Un Gobierno Bipolar

Las declaraciones y acciones de Alberto Fernández, en sus dos primeros meses al frente del Poder Ejecutivo han sido razonablemente sobrias y moderadas. Claro está que la Ley camuflada con el pomposo título de Solidaridad Social y Reactivación Productiva, implica de hecho, un fuerte ajuste fiscal apuntalado por un poderoso impuestazo. Solamente un gobierno de unidad peronista podía llevar a cabo, sin una secuela de protestas de todos los sectores sociales. Sin embargo, tenemos que aceptar que el gobierno tiene escasas posibilidades de maniobra y ha recibido un escenario muy complejo. 

 
Fernández está haciendo lo que debió haber hecho Macri cuando asumió. Por aquel entonces el ex Presidente, optó por hacer un ajuste que calificó de gradual, cuando el país necesitaba un tratamiento shock.   No creemos que no asumió la gravedad de una situación que venía acumulándose por malas administraciones, sino que consideró que las condiciones políticas de su gobierno, no daban para tirar fuertemente de las riendas porque podrían romperse. Las fuertes inversiones que esperaba, no llegaron y optó por acudir a los préstamos para equilibrar las cuentas. Y así terminamos con altísima inflación, con una economía en franco receso, con aumento de la desocupación e incremento de la pobreza.

Alberto Fernández parece tener muy claro que el camino que debe transitar es estrecho y que más vale comenzar haciendo bien los deberes.  El primero de ellos es reducir sensiblemente el déficit fiscal, causante de la mayoría de los males. Y, omo el crédito esta cerrado no le queda otro trámite que equilibrar las cuentas reduciendo el gasto.

Mientras tanto, Cristina calla y deja hacer. Ha reemplazado al presidente en su carácter de Vice, sin ocupar el despacho en la Casa Rosada y haciendo mutis por el foro. Bien sabemos que es una táctica.  En la designación de los cuadros gubernamentales ha tenido visible participación.  Ha colocado a su propia gente y a los de la Cámpora en lugares estratégicos, de manera que hoy podemos diferenciar a los que responden a su mandato, con los colocados por Alberto, a los que se les llama “peronistas”. Claro está que peronistas son todos, pero la diferenciación vale. Es simple interpretarla.

La opinión de la ex presidente es clave en la toma de decisiones, como el repentino viaje de Alberto a Israel para asistir al Día Internacional de Conmemoración en Memoria de las Víctimas del Holocausto, en referencia al 75° aniversario de la disolución del infame campo de concentración de Auschwitz en Polonia.

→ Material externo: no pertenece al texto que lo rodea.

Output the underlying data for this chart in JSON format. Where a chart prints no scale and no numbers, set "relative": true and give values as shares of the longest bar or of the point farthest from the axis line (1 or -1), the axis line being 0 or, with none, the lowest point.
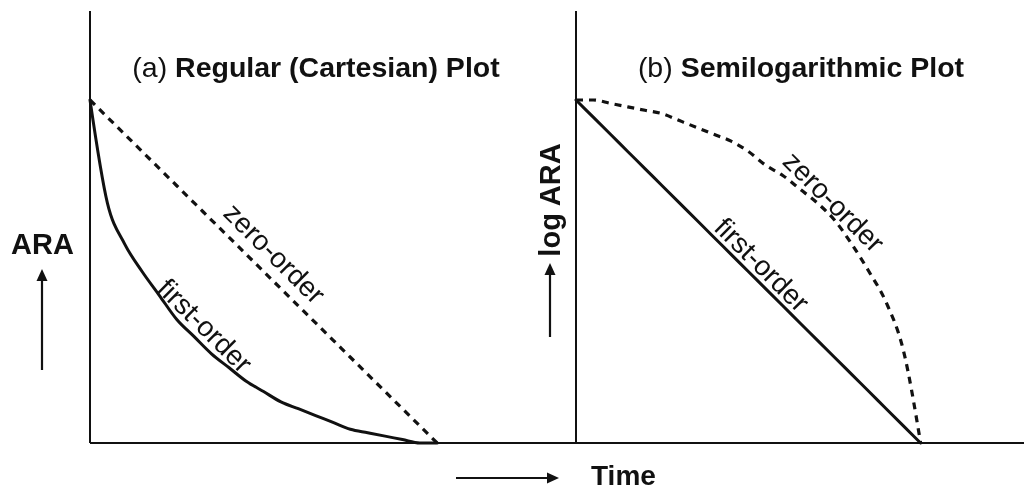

No estaba previsto que Alberto asistiera, pero luego de una conversación con Cristina se resolvió rápidamente el viaje.  Toda ocasión de un encuentro con lideres mundiales es positiva para Argentina y en Israel le fue bien. El Primer ministro Benjamin Netanyahu, lo recibió como un viejo amigo. Un gobierno donde participe Cristina, como figura central, genera sospechas entre los israelíes, luego del controvertido pacto con Irán. Tampoco se olvida que el fiscal Alberto Nisman fue asesinado luego de denunciar a la entonces presidente en un oscuro episodio.

También le fue muy bien a Alberto en su gira europea, donde fue recibido por el Papa Francisco, por el Primer Ministro italiano, Giuseppe Conte y por el presidente de ese país, Sergio Mattarella; por Angela Merkel en Berlín; en el Palacio Eliseo por el presidente de Francia Emmanuel Macron y cerró su gira entrevistándose en Madrid, con el presidente del gobierno Español Pedro Sánchez y el Rey Felipe VI.

Un interesante giro al centro de nuestro presidente que oportunamente analizaremos.